In some cases, incoming trustees will be well primed. For instance, as Bell points out, member nominations in many large schemes are in the gift of trade unions, and these organisations take the grooming process very seriously. However, in smaller schemes member nominees may have very little relevant experience before taking on the new role and as Trustee and Pensions Management Association (TPMA) chief executive of training organisation Wayne Phelan observes, the learning curve can be steep and daunting. "Most of our courses are for new trustees and we are also training people who have yet to take up their appointments. One thing that we have seen is quite a high drop out rate. There are people who come to our courses and decide that this is not a role that they want to take on," says Phelan. In response to that trend, the TPMA has developed courses tailored specifically for prospective trustees.
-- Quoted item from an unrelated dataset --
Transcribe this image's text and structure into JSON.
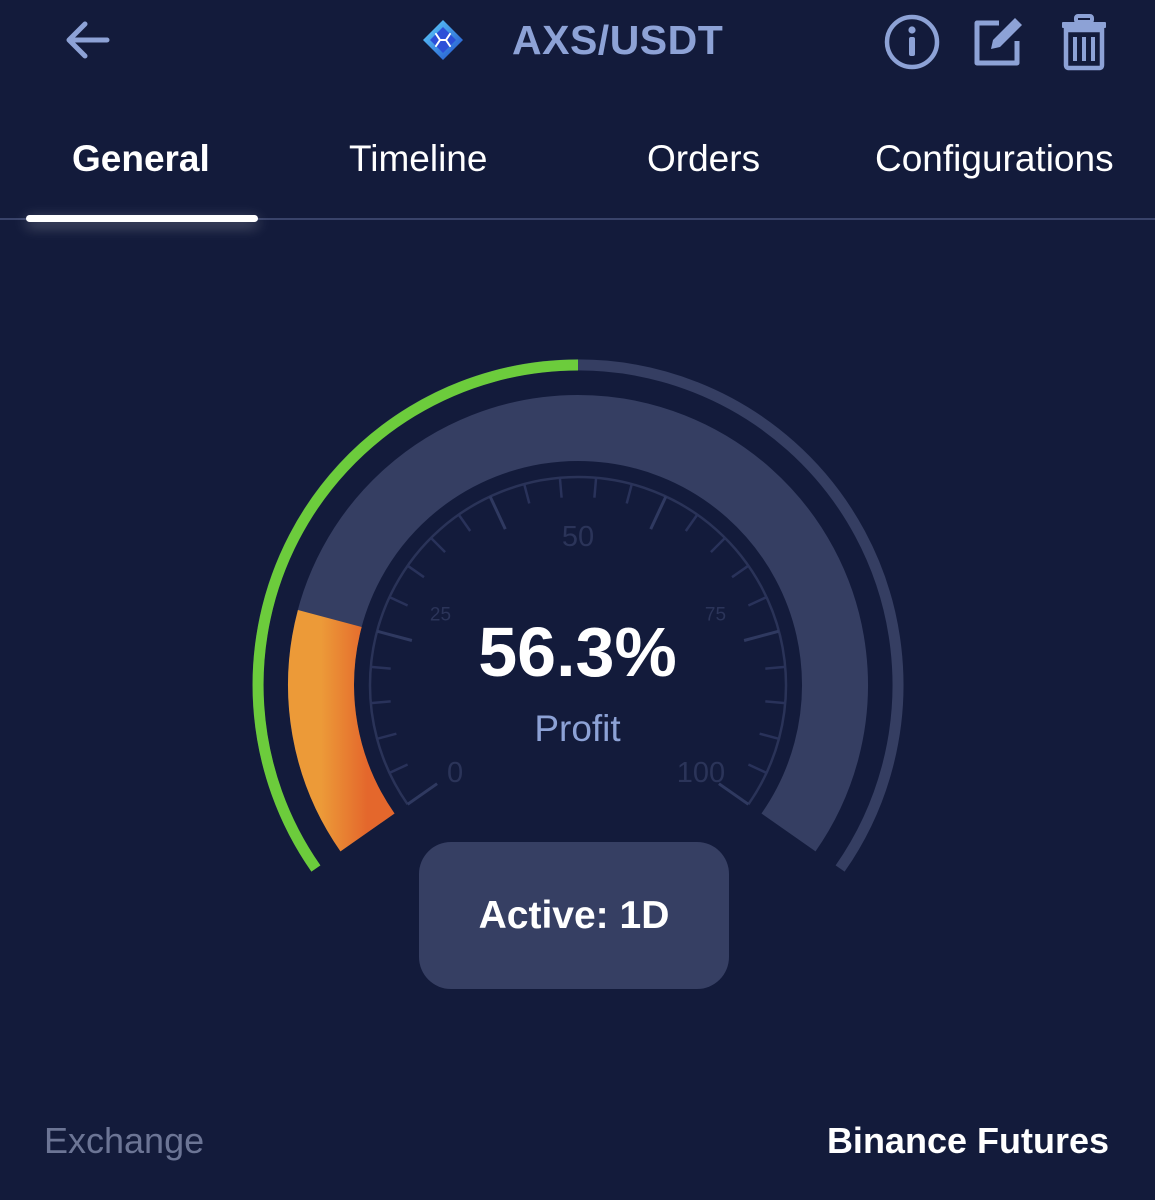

What all this means is that well run boards are probably looking at a number of training options - courses for new and prospective candidates, adviser briefings and refresher sessions for the board as a whole or specialist sub-committees. However, with no recognised training standard in place it is up to the chairman to ensure that the instruction provided complies with the expectations of the regulator. And according to Altman, training must not only be done, but seen to be done. "Training should be documented," she says. "Most boards have some sort of training log, but are also important to minute any discussions about training issues and provision."
From the anecdotal evidence of advisers through to the findings of the regulator, standards of trustee training have improved in response to the demands of the 2004 act. But keeping trustees up to speed is an ongoing process, requiring regular reviews, gap analysis and action to plug any holes in the knowledge and understanding of individuals and the board as a whole. It remains to be seen whether less well resourced boards can continue to recruit suitable trustees and keep pace with the governance standards set by the larger schemes.